The challenge, then, for serious students of the real world, is to analyze the precise nature of the historical transition away from 19th-century capitalism, including the organizational forms in which this transition expresses itself. At the same time, there is a responsibility to encourage others to promote those elements in society during this transition that promise at least the minimum of liberty and justice that distinguish human society from a merely animal existence.

In the process of securing these minimum conditions, I have always held, as do the trustees of tonight’s event, that truthfulness and rationality are essential priorities in the discussion of public issues. What this means is that only by renouncing the strait jacket of ideology can we begin to see the world and man. An ideology is a normative commitment posing as science or as a universally valid philosophy. It cannot be refuted by evidence or rational analysis; so long as the commitment holds, it is irrefutable. In this sense,
the ideology of liberalism, as I defined it in the Suicide of the West, is no different from the ideology of the communists. Where the latter has generally been the ideology of an aggressive, expansionist Soviet state, the former has been the ideology of Western suicide.

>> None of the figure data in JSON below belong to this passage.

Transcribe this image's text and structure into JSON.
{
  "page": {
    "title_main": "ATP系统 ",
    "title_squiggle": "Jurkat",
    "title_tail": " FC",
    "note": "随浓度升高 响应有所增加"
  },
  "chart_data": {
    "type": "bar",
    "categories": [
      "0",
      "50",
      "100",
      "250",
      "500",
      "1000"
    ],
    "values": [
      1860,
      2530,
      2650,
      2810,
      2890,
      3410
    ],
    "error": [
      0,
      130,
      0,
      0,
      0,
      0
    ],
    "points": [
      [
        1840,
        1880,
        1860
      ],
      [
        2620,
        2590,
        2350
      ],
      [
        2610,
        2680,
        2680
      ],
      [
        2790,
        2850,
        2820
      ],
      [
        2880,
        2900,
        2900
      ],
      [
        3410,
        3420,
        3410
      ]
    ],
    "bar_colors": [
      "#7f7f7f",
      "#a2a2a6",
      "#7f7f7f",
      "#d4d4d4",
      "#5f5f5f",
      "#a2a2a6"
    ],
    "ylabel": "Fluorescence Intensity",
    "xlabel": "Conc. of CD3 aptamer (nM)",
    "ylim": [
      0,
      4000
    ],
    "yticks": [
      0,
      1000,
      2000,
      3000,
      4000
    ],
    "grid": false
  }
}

But the application of truthfulness and rationality to the dissection of ideologies and the promotion of liberty and justice does not mean being confined to a narrowly scientific, quantitative set of instruments. Certainly those who I have called “the defenders of freedom,” the Machiavellians, did not rely upon Gallup polls or electronic computers to gain their extraordinary insights into the nature of the political process. As I observed, a touch playfully, in the opening lines of my book Congress and the American Tradition,” In ancient times, before the illusions of science had corrupted traditional wisdom, the founders of Cities were known to be gods or demigods.”

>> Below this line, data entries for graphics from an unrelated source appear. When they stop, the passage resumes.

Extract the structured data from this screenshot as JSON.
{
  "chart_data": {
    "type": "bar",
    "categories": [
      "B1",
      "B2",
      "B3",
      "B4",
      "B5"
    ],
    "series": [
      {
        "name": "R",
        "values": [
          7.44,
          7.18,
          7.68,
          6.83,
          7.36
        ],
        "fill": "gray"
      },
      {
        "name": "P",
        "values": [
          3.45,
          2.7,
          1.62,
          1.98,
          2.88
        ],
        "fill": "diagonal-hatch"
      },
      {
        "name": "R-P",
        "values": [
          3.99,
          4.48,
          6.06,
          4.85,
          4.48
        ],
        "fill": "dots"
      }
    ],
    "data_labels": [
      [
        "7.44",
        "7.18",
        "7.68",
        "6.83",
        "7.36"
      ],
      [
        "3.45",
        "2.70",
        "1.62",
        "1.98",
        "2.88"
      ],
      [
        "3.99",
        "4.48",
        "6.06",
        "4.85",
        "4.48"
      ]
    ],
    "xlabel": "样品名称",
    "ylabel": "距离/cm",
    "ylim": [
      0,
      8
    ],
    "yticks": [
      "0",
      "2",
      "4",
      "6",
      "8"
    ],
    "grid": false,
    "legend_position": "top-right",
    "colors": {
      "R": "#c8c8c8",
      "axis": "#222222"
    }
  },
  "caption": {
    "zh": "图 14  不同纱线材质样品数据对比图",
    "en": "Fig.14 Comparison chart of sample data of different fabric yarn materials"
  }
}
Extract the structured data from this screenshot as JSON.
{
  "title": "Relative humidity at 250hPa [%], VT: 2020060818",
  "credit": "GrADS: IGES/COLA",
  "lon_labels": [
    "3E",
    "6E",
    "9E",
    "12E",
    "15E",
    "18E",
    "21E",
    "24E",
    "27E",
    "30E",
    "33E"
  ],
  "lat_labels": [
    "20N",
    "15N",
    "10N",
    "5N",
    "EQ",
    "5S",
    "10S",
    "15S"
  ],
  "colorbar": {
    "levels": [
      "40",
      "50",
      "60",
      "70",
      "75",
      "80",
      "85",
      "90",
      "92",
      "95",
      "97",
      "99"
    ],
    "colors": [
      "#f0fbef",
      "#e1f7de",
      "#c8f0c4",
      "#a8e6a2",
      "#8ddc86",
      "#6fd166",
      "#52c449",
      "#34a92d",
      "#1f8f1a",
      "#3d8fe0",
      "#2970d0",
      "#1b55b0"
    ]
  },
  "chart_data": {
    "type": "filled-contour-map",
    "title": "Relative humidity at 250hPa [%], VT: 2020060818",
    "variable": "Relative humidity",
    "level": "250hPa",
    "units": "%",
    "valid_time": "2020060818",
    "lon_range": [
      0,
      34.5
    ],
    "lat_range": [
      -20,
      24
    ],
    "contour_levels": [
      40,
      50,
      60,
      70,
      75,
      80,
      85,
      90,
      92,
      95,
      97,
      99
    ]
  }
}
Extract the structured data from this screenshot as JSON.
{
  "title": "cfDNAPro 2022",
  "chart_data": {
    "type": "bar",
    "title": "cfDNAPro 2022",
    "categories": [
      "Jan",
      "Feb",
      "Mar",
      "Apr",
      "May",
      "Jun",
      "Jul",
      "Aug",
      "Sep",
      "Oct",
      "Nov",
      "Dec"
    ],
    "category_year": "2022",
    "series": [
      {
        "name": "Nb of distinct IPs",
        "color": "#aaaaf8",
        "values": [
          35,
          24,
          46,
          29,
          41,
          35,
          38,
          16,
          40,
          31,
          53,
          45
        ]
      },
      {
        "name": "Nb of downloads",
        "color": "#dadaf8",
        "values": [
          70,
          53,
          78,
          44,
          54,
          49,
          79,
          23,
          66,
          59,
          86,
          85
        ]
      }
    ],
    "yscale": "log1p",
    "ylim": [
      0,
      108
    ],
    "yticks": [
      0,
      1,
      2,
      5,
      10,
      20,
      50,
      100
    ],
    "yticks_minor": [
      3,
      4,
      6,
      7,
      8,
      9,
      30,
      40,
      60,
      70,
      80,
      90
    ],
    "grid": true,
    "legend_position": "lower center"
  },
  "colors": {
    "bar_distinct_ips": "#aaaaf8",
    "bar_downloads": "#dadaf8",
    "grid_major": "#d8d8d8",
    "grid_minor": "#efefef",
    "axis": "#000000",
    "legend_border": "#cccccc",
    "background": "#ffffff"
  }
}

Truthfulness in the analysis of human history and conduct should make at least a minor allowance for magic, luck, or divine favor. This point is especially relevant to the theory or history of government. Unless there is some acceptance—whether by habit, tradition, or faith—of a principle which completes the justification for government, that government will either collapse or will have to fall back upon force—the ultimate nonrational justification.

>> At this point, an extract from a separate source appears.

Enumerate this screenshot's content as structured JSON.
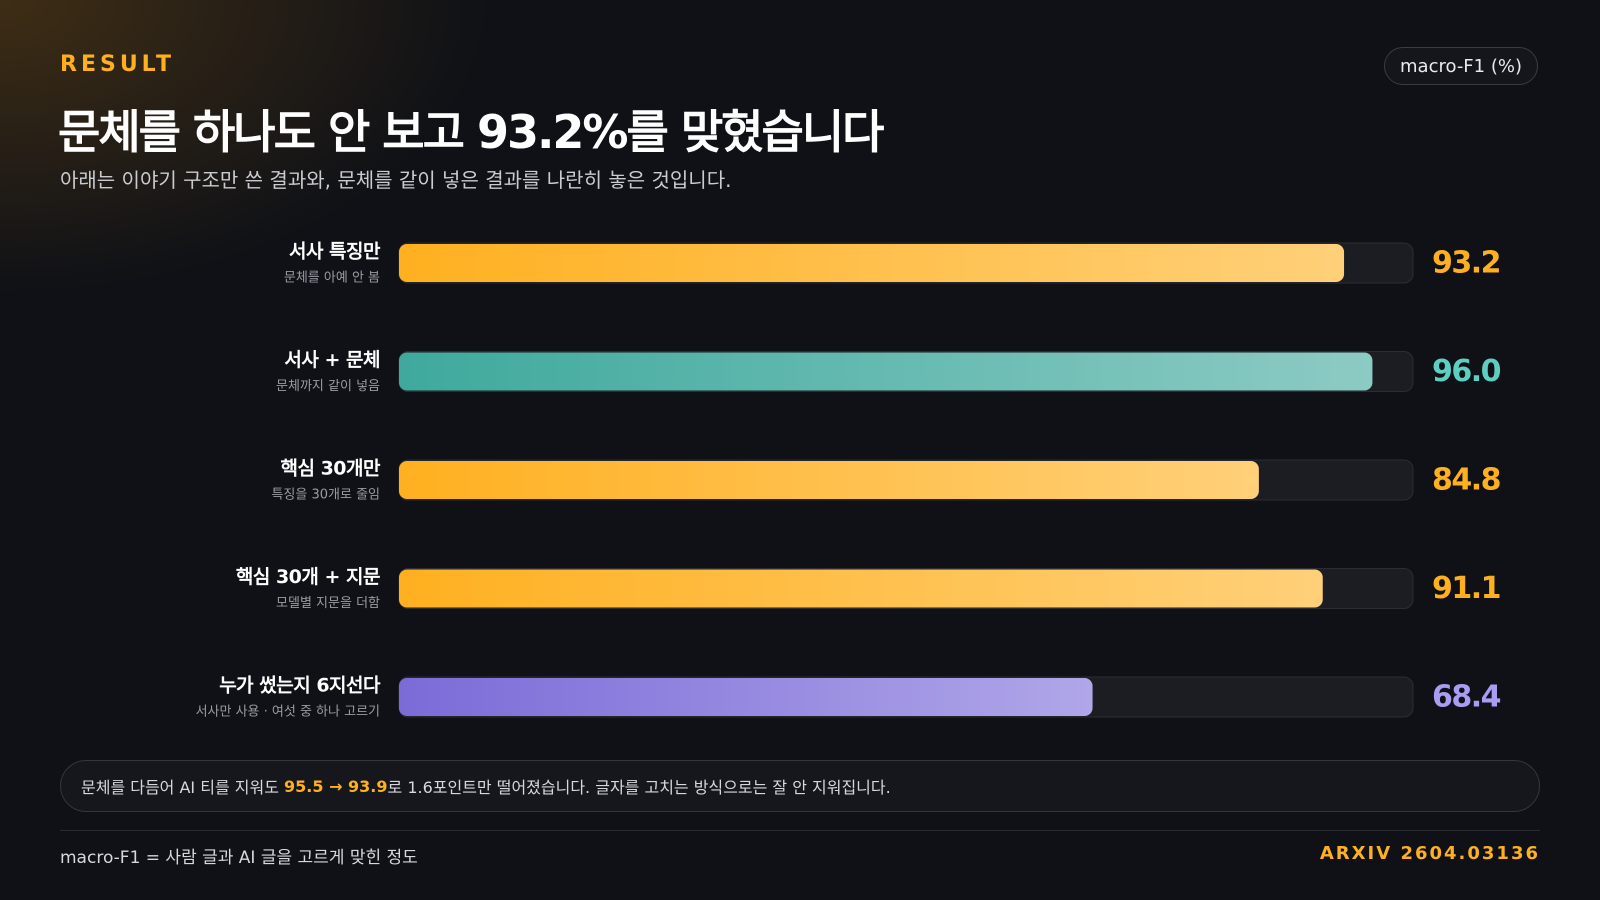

Let me conclude by suggesting that there is a fundamental point of intersection between the theory of a just government and much of the underpinning of what we know as Western civilization. Just as there is a necessary nonrational element in the former, so is there a powerful, ordering rational element in Christianity. The start of the Gospel of St. John reads, in English, “In the beginning was the Word, and the Word was with God, and the Word was God.” The blending of Platonic elements with Christianity is evident, but the process becomes much more so in the Greek text from which the translation is made. In the Greek, “beginning” is not genesus which means a start in time, as used in the first book of the Old Testament, but arkhe which means the beginning not so much at a particular point in time at which things start, but as the foundation principle out of which being comes. ”Word,” of course, comes from the Greek logos, which includes the notion of reason, the inner essence of meaning. Thus, we have the idea that in the beginning, as the foundation principle of the universe, was meaningful reason, and the Word—logos—was with God, the Word was God. That is to say, the universe as conceived by this Gospel is not arbitrary, not a matter of chance or accident, but a reasonable world following a reasoned order with God.

It is this interpretation of the meaning of reality, taken from and developed from the Greek philosophers, that runs through the great tradition of Christianity. It is expressed once more by the greatest of all poets at the height of the Middle Ages, by Dante, when he writes, in The Divine Comedy, “In the great seas of being, all things preserve a mutual order and this it is that maketh the Universe like unto God.”